Now that PrivateBancorp Inc. has established itself in some of the Midwest's more affluent markets, it is ready to start following its customers to Florida and Arizona, where many of them spend their winters.
The $2.6 billion-asset company was founded in Chicago in 1991 and has expanded to St. Louis, Milwaukee, and Detroit, which it entered last month by acquiring the $338 million-asset Bloomfield Hills Bancorp.
Ralph B. Mandell, PrivateBancorp's chairman, president, and chief executive officer, said that having customers in four major markets gives his company "enough critical mass" to justify expanding outside the Midwest. It plans to do so within the next two years, he said.
"We are in the position now that we can leverage our client base as they start spending more and more time in the Sun Belt," Mr. Mandell said.
When it opened, PrivateBancorp focused on building branches in affluent suburbs of Chicago. In 2000 it made its first acquisition, the $133 million-asset Johnson Bank Illinois, and opened a bank in St. Louis under a separate charter.
Since then it has bought the investment manager Lodestar Investment Counsel LLC and a mortgage banking company, Corley Financial Corp., both of Chicago, started PrivateBank Mortgage Co., and opened a Milwaukee branch.
PrivateBancorp looks for metropolitan markets with a population of at least 1 million and a solid concentration of high-net-worth individuals. Whether it buys or builds its way into new markets will depend on which banks are selling and whether it believes it could do better by finding qualified management and starting a new bank from scratch. For example, it entered Milwaukee by hiring Jay B. Williams, formerly the president of U.B. Bancorp's U.S. Bank, Wisconsin, to build its business in that state.
Unlike many private banks, PrivateBancorp wants to make its money from its net interest margin and not on fee income from wealth management and the like. Mr. Mandell said the overall strategy is to have lifelong relationships with customers so that they think of PrivateBancorp first whenever they need banking services.
"What we want to be prepared to do is provide the product when the client needs its, not when we want to sell it," he said.

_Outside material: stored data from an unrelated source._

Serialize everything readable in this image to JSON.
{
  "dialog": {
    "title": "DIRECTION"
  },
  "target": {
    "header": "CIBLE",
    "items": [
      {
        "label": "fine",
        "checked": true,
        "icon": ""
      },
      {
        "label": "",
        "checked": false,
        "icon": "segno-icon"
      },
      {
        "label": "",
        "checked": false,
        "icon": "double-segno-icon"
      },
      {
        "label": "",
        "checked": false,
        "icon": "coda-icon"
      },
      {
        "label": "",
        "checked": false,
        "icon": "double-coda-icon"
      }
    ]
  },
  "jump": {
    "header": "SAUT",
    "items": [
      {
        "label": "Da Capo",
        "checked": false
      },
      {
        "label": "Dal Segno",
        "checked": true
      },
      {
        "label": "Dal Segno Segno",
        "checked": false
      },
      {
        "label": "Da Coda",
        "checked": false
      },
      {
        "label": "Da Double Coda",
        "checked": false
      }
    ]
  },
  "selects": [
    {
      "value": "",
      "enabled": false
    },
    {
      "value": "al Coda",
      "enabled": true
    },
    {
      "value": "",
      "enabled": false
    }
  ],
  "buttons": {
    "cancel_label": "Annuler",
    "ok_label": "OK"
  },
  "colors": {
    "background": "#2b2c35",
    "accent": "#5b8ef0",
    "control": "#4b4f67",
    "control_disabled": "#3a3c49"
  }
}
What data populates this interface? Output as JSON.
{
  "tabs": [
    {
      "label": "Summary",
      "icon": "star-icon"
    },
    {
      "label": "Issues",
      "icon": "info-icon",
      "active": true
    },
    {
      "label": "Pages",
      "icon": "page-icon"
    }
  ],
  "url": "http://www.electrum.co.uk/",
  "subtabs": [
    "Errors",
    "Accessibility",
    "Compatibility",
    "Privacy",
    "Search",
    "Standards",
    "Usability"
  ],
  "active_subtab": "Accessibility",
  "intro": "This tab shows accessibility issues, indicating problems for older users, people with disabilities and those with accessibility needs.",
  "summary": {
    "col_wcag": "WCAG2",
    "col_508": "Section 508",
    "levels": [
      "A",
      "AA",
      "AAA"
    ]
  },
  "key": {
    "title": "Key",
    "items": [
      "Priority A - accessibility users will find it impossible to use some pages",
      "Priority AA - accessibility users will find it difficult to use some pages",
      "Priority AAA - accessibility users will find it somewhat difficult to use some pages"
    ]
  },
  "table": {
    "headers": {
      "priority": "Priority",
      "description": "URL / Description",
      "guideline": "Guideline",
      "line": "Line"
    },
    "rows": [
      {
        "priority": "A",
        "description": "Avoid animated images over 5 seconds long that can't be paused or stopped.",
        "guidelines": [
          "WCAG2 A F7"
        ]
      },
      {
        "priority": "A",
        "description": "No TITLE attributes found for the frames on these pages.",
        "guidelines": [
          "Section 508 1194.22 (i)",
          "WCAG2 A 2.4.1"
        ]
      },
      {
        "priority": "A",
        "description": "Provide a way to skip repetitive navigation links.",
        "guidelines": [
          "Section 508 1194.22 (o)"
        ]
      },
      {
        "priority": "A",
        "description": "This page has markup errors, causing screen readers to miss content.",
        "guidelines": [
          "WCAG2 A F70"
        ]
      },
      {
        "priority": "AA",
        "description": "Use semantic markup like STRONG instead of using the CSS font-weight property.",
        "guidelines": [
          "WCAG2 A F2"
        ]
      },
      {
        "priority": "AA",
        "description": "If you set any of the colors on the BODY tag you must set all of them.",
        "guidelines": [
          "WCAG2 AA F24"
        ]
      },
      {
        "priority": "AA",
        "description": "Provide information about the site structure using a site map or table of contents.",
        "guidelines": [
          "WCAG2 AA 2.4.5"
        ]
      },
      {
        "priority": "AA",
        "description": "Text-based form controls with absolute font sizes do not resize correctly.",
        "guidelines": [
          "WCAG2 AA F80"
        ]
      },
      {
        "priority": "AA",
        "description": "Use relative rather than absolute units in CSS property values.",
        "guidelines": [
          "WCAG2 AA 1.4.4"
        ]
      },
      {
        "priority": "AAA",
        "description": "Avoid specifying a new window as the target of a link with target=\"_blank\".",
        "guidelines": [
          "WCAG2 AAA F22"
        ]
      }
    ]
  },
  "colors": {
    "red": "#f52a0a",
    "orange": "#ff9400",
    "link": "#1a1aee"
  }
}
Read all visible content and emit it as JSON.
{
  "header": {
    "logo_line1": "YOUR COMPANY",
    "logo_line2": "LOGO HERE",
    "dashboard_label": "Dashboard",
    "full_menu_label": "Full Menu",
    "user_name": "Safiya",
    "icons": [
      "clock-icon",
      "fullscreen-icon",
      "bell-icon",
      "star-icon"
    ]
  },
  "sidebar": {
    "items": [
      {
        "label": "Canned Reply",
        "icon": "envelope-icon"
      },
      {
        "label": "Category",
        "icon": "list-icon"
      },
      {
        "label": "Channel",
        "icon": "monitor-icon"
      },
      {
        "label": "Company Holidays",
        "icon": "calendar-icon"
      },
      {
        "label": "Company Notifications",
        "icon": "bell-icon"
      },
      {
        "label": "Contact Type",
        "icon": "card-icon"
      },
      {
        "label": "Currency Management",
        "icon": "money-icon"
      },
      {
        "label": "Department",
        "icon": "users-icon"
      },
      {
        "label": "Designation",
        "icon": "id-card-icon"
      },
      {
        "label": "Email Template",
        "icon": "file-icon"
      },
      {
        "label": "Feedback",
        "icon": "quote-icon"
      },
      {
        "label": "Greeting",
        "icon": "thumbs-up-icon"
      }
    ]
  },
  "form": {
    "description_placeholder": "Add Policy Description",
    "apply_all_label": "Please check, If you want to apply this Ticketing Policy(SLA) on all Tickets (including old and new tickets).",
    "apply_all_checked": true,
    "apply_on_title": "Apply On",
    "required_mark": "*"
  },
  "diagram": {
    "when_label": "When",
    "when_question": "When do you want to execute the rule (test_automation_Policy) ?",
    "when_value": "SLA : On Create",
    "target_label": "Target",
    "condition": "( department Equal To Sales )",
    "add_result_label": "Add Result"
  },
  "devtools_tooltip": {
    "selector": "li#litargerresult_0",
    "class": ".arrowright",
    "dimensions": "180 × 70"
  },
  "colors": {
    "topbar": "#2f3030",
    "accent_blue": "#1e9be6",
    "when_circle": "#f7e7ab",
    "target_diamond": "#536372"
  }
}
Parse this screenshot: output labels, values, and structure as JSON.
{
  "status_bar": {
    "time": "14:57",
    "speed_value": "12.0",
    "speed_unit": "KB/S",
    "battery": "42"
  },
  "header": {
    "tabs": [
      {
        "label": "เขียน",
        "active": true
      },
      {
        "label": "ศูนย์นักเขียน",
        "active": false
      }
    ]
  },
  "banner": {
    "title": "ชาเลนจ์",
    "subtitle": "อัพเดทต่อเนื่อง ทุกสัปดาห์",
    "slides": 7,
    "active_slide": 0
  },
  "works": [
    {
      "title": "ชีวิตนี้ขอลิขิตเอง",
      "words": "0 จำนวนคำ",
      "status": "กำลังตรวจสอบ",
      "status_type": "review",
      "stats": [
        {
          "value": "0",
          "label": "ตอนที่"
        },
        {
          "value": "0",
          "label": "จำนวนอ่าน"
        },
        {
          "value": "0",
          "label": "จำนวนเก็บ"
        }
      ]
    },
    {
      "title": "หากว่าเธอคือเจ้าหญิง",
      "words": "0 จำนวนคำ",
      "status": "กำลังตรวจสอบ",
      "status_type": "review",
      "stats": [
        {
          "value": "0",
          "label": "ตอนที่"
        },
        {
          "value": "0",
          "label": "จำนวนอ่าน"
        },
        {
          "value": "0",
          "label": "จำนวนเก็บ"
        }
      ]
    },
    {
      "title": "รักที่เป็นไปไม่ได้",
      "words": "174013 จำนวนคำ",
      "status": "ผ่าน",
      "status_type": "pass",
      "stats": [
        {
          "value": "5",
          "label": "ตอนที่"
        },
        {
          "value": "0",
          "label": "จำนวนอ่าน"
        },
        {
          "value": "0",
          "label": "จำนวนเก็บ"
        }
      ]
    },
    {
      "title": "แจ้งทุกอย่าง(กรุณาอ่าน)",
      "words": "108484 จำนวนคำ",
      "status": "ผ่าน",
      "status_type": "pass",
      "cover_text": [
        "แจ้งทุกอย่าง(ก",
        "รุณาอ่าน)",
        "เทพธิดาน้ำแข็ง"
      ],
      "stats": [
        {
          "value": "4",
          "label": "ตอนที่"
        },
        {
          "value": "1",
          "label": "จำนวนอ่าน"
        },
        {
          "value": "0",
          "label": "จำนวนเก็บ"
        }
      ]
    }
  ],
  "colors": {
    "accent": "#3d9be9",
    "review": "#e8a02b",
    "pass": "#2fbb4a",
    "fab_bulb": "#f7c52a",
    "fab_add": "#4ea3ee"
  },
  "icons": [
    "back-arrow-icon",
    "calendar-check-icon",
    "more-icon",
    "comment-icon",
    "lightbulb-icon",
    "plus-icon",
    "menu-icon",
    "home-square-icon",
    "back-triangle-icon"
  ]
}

PrivateBancorp keeps costs down by having a low head count. It has about 350 employees, including 84 it calls managing directors and who work directly with clients as lenders and personal bankers (on average, banks with assets between $1 billion and $10 billion have about 638 employees, according to Federal Deposit Insurance Corp. statistics). At the end of the first quarter PrivateBancorp's efficiency ratio was 44.95%; its peer group's average was 56.94%.
So far the strategy seems to be working.
Since going public in 1999, PrivateBancorp's total assets have grown from $519 million to $2.6 billion. Assets under management in its wealth management division have grown from $730 million to $1.7 billion. Its return on equity has been around 15% for the past three years and was 15.8% at the end of the first quarter, versus an average of 13.21% for commercial banks in its asset class.
The outlook for banks targeting the wealthy appears strong - especially in Illinois, according to a report issued last week by Kevin K. Reevey, an analyst with Ryan Beck & Co. Inc. of Florham Park, N.J.
The market "has few nimble full-service banks catering to the myriad needs of the Heartland's toniest communities," Mr. Reevey wrote.
PrivateBancorp and the $7.5 billion-asset Wintrust Financial Corp. of Lake Forest, Ill., are two that stand to benefit from these conditions, Mr. Reevey wrote. He noted that Illinois' median income of $51,444 was far above the U.S. median of $46,475 and that Chicago is expected to create $44.5 billion in wealth by 2009.
Others have noticed the opportunities in private banking in Chicago, as evidenced by the creation of the $10.8 million-asset Metropolitan Capital Bank, which opened its doors in January.
Lana Chan, the managing director of bank research at Bank of Montreal's Harris Nesbitt Corp. in New York, said that PrivateBancorp's growth outside of Chicago diversifies its loan portfolio and lets it move into markets where there are even fewer competitors.
"Now they feel they have enough critical mass in the Midwest that they can look at the Sun Belt areas, both coastal Florida and the Phoenix-Scottsdale area," Ms. Chan said.